Individual Submission Summary
Share...

Direct link:

The Wager: Race, Gender, and Value in Elite Firms

Tue, August 9, 12:00 to 1:30pm, LACC, Floor: Level 2, 409B

Abstract

Feminist and anti-racist scholars have long established that gender and race, as systems of inequality, influence whose labor is valued and devalued. The focus has largely been on the devaluation of work gender-typed as women’s work and how this varies according to the racial-typing of the work. In contrast, I examine how and why the work of elites in finance and technology—work dominated by white men—has become highly valued, even relative to that of other top earners. I conducted in-depth interviews and field observations of hedge fund, venture capital, and technology startup firms, which all feature striking social disparities in terms of who wields the investment power to dole out financial funding and who gets funding. I identify how the organizational structures, specifically those that delineate wages and equity, designate the work of these elites as of high worth and how this is central to the prevailing gender and racial hierarchies in the labor market.

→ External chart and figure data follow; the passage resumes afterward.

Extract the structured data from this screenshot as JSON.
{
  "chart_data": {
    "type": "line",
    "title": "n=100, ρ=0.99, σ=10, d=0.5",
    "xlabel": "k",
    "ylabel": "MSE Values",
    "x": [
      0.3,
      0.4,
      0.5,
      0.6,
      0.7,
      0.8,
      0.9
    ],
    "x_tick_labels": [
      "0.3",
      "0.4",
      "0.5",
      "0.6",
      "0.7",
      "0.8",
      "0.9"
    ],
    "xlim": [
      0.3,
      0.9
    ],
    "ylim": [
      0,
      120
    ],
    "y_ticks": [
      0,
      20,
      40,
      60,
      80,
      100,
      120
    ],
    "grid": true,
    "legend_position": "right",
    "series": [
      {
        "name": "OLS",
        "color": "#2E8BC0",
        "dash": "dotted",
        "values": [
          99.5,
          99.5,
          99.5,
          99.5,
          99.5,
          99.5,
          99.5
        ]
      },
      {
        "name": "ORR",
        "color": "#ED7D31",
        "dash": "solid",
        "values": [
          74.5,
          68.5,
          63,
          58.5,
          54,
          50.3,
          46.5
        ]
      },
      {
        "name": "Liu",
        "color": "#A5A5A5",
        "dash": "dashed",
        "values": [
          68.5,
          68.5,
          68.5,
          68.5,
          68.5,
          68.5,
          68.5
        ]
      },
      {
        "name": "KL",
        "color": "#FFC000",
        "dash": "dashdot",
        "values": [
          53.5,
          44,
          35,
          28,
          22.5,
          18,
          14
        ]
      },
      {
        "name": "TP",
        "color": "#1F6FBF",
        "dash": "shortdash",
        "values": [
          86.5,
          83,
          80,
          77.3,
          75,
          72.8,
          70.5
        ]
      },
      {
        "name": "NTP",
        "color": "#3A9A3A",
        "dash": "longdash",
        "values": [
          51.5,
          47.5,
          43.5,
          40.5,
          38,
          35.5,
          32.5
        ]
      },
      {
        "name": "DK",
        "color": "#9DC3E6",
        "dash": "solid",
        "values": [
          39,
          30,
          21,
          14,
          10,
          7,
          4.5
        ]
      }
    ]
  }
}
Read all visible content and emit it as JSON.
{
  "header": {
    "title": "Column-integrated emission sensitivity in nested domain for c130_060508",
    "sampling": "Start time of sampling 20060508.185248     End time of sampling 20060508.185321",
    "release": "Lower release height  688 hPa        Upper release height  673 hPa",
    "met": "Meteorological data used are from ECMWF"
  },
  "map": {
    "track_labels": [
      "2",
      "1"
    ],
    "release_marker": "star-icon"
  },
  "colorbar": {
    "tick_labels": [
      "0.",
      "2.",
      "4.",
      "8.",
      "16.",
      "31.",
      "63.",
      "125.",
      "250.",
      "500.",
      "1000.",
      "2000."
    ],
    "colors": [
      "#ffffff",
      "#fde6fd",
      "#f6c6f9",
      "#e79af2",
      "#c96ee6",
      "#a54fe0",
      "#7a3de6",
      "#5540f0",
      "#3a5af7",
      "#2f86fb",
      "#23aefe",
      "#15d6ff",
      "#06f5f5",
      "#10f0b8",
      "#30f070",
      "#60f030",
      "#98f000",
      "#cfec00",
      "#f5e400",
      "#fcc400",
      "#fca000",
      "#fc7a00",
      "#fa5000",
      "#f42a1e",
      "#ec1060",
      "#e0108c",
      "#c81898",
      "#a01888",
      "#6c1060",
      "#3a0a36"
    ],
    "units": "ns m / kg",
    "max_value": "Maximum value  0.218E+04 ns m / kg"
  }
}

I find that the social interactions that set wages, bonuses, and equity reflect speculative, financial cultural logics that are distinct in each of these three fields, shaping how inequality is embedded within each type of firm. The processes through which earnings and capital are distributed in these fields are intrinsically racialized and gendered, as they are based on racialized and gendered assumptions about risk, value, and worth. I call the process of speculating on earnings and equity the “wager” and explain how it helps to account for widening economic inequalities, how these trends are gendered and racialized, and how elites in finance and tech view their earnings as consistent with the logic of accumulation of financial markets.